NEW YORK – Gilead subsidiary Kite on Thursday said that it has submitted an application to the US Food and Drug Administration for its autologous CAR T-cell therapy, axicabtagene ciloleucel (Yescarta) for second-line large B-cell lymphoma treatment.

Axicabtagene ciloleucel, or axi-cel, is currently approved for relapsed or refractory LBCL patients after two or more prior therapies. If FDA approves the drugmaker's supplemental biologics application, axi-cel would be the first CAR T-cell therapy available for these patients in the earlier, second-line treatment setting.

With its FDA submission, Kite has included two-year follow-up data from the Phase III ZUMA-7 study, which pitted axi-cel against standard-of-care therapy for this patient population. In the trial, Kite randomly assigned nearly 360 patients with relapsed or refractory LBCL to either a one-time infusion of axi-cel or the current standard of care, which involves chemotherapy followed by a stem cell transplant contingent on chemotherapy responses.
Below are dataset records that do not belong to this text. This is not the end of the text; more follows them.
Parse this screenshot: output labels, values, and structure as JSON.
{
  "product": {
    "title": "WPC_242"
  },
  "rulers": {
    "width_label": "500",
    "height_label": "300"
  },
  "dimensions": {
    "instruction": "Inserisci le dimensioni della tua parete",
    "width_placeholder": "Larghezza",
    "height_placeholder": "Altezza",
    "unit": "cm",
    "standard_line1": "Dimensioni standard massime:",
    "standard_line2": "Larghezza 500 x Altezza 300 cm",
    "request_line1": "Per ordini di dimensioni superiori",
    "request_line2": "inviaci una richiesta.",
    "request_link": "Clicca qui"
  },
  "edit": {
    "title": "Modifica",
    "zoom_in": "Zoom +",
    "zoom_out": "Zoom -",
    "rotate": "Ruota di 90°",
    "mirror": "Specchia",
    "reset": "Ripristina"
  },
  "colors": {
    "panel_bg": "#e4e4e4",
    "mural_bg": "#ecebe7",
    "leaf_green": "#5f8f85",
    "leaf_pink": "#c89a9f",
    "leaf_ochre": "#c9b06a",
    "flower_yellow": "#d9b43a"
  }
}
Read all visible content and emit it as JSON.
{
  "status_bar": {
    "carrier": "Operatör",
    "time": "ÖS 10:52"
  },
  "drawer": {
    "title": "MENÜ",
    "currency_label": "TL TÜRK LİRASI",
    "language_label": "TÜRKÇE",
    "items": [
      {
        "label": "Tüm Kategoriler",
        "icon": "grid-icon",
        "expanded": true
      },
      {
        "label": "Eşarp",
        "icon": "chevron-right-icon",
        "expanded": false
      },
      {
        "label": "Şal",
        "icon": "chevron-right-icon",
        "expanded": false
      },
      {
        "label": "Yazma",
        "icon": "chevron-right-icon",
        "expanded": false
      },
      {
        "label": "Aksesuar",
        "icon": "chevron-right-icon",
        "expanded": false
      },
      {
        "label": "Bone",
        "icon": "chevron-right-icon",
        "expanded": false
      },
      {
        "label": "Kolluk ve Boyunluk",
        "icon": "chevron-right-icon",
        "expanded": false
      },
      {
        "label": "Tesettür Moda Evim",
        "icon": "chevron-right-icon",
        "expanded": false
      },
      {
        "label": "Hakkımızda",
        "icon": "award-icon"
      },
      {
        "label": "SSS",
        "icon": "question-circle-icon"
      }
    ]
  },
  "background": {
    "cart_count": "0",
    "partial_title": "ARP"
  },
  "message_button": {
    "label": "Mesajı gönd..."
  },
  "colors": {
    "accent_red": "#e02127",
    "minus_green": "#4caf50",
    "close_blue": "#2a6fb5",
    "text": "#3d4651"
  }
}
According to Kite, the study met its primary endpoint of prolonging event-free survival in this patient population, reducing the risk of disease-free progression by 60 percent versus the standard-of-care regimen. While it is too soon for the firm to report overall survival data from the trial, Kite said that the CAR T-cell therapy also met its secondary endpoint of improved objective response rates.

Kite, which is also in the midst of discussions with health authorities in other countries to expand axi-cel's indication to the second-line setting, plans to present ZUMA-7 results at an upcoming medical conference.

"[ZUMA-7] findings highlight the potential of this transformative therapy to help even more patients," Frank Neumann, Kite's global head of clinical development, said in a statement. "Approximately 40 percent of adult patients diagnosed with LBCL require second-line treatment, and we are committed to working with the FDA to provide a new treatment option for these patients."